En réalité, les investisseurs anticipent désormais une contraction forte de la croissance de l’économie nationale, qui devrait être bien moindre que celle projetée par les différentes institutions conjoncturistes. «Les investisseurs craignent même une croissance nulle en 2022, car la prévision d’une croissance de 2,9% en 2022 était basée sur un retrait de la valeur ajoutée primaire limité à -1,6% avec l’hypothèse d’une récolte moyenne et non médiocre».
Or, l’important déficit pluviométrique enregistré au Maroc, qui traverse son pire épisode de sécheresse depuis 1981, et la situation critique des barrages qui affichent un taux de remplissage de seulement 32% en moyenne à fin février, contre 42% à la même période de l’année dernière, laisse présager d’une récolte céréalières bien moindre qu’anticipée. La Banque centrale qui tiendra son premier conseil de l’année dans quinze jours devrait d’ailleurs revoir à la baisse ses prévisions de croissance pour 2022.
Lire aussi : Bourse de Casablanca: la performance annuelle a bondi de +18,35% en 2021, portée par un environnement favorable
Concernant les secteurs les plus touchés par la baisse à la Bourse de Casablanca, Farid Mezouar souligne que les «investisseurs ont vraisemblablement adopté une approche Top-Down avec une vente des actions qui est motivée par des éléments macro-économiques».
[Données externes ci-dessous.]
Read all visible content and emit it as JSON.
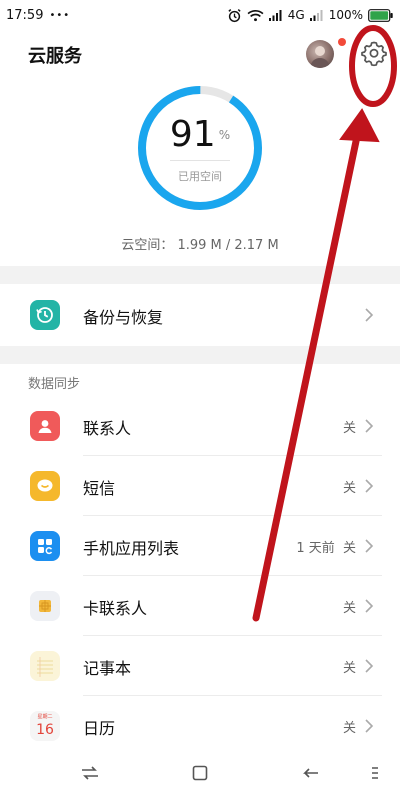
{
  "status_bar": {
    "time": "17:59",
    "dots": "•••",
    "network": "4G",
    "battery": "100%",
    "battery_color": "#2fa34a"
  },
  "header": {
    "title": "云服务",
    "avatar_dot_color": "#f24a3a"
  },
  "storage": {
    "percent": "91",
    "percent_symbol": "%",
    "used_label": "已用空间",
    "space_text": "云空间： 1.99 M / 2.17 M",
    "ring_fraction": 0.91,
    "ring_color": "#1aa6ee",
    "ring_track_color": "#e6e6e6"
  },
  "backup": {
    "label": "备份与恢复",
    "icon": "clock-restore-icon",
    "icon_color": "#23b4a6"
  },
  "data_sync": {
    "header": "数据同步",
    "items": [
      {
        "label": "联系人",
        "status": "关",
        "icon": "contact-icon",
        "color": "#f05a5a"
      },
      {
        "label": "短信",
        "status": "关",
        "icon": "message-icon",
        "color": "#f5b82c"
      },
      {
        "label": "手机应用列表",
        "status": "1 天前  关",
        "icon": "app-list-icon",
        "color": "#1c8ff0"
      },
      {
        "label": "卡联系人",
        "status": "关",
        "icon": "sim-card-icon",
        "color": "#eef0f4"
      },
      {
        "label": "记事本",
        "status": "关",
        "icon": "notepad-icon",
        "color": "#fbf4d8"
      },
      {
        "label": "日历",
        "status": "关",
        "icon": "calendar-icon",
        "color": "#f5f5f5",
        "calendar_day": "16",
        "calendar_top": "星期二"
      }
    ]
  },
  "annotation": {
    "color": "#c0141c"
  }
}
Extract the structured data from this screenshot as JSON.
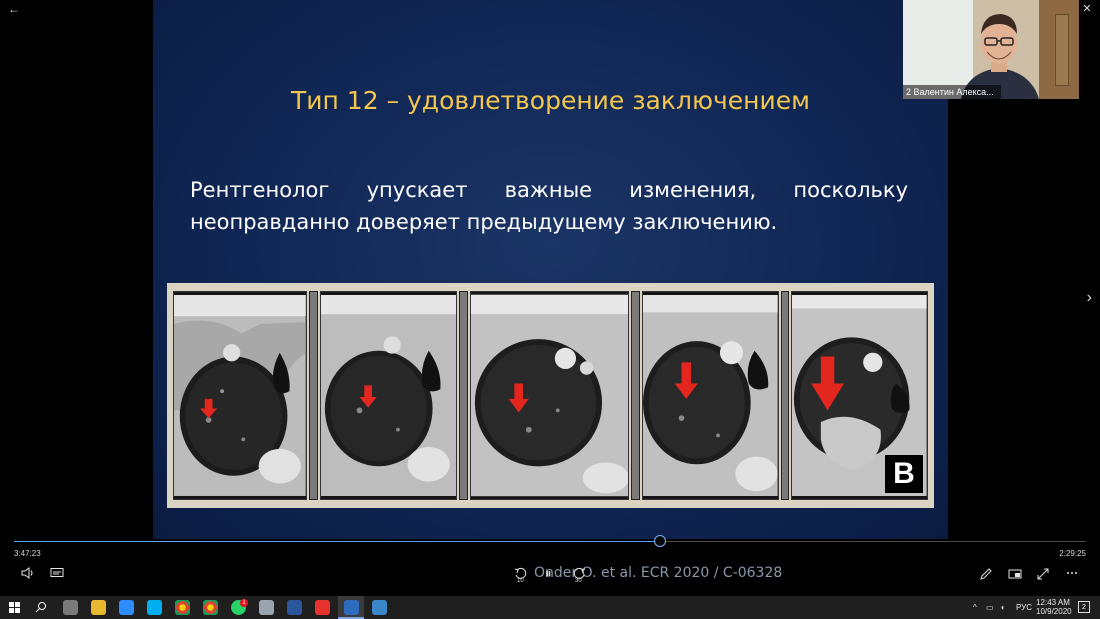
{
  "window": {
    "back_glyph": "←",
    "minimize_glyph": "—",
    "restore_glyph": "❐",
    "close_glyph": "✕"
  },
  "slide": {
    "title": "Тип 12 – удовлетворение заключением",
    "body": "Рентгенолог упускает важные изменения, поскольку неоправданно доверяет предыдущему заключению.",
    "panel_label": "B",
    "citation": "Onder O. et al. ECR 2020 / C-06328",
    "title_color": "#f3c64d",
    "background_color": "#122a5a",
    "arrow_color": "#e3261e"
  },
  "video_tile": {
    "participant_name": "2 Валентин Алекса..."
  },
  "player": {
    "time_elapsed": "3:47:23",
    "time_total": "2:29:25",
    "progress": 0.603,
    "skip_back_label": "10",
    "skip_forward_label": "30",
    "pause_glyph": "⏸",
    "volume_icon": "speaker-icon",
    "captions_icon": "captions-icon",
    "next_glyph": "›"
  },
  "taskbar": {
    "language": "РУС",
    "time": "12:43 AM",
    "date": "10/9/2020",
    "notification_count": "2",
    "badge_count": "1"
  }
}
Néanmoins, nuance Farid Mezouar, «l’immobilier semble corriger davantage que le marché dans sa globalité, à cause des craintes au niveau de l’impact de la détérioration du pouvoir d’achat sur la demande de logements sociaux. L’agro-alimentaire semble également souffrir à cause de la difficulté de répercuter totalement la hausse des prix des intrants sur les produits finis».